At the worst, I’m less afraid of penetration because there are positions which allow there not to be any rubbing against my clitoris. But I fear even that a lot.
I believe, besides, I need a green light from Dr Foldès before starting off. I want to be sure that I run no medical risk. I don’t want any complications or I don’t know what else unpleasant which I would be able to avoid by not romping about wildly.
Physical shape: 6/10
I don’t know if it’s linked but I’m exhausted. Frankly worn out. It’s simple, I’m dragging myself about. It’s as if, after a sustained tension, I have relaxed and I’m visibly affected. I’m sleepy all the time and I fall asleep as soon as I lie down. Can’t wait for the holidays ….
I am the first to be astonished but I miss my sessions (sporadic I admit) at the swimming pool, or out jogging.
Nevertheless I’m waiting to see Dr Foldès before taking up my activities again. I don’t want to return to the pool and catch something awful which requires me to undergo treatment for yet more weeks.
It’s useless, I know, I know.
I think that before the operation, I was so frightened the smoking could harm my reconstruction (it could hinder the healing) that I watched my step.
Now that I’ve had the operation and I’m not dead on the table, I no longer have the Sword of Damocles hanging over my head.
So on special occasions I’ve smoked one or two cigarettes, stupidly, in the joy of the moment.
Then, I bought a packet all of which I smoked.
It’s not good at all, I know, I know.
I am very contrite.
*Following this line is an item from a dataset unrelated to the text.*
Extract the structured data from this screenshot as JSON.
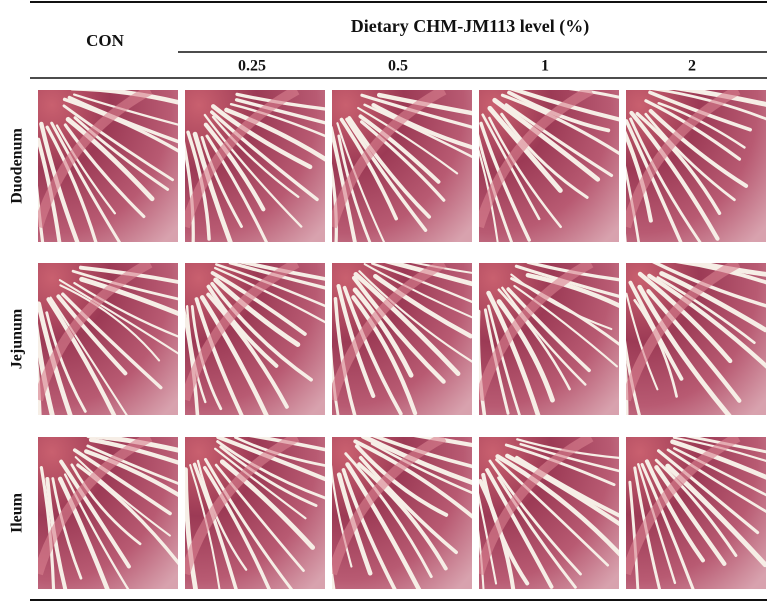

I assure you I would beat myself except that I have this little problem of pain intolerance. I am ashamed. And even more so since the disappointed look thrown to me by my man when he caught me in the act.
I’ve been on patches again for several days, I don’t want to fall into this addiction again.
Especially as I wonder if it doesn’t explain the fact that I am still not completely healed after the expected six weeks.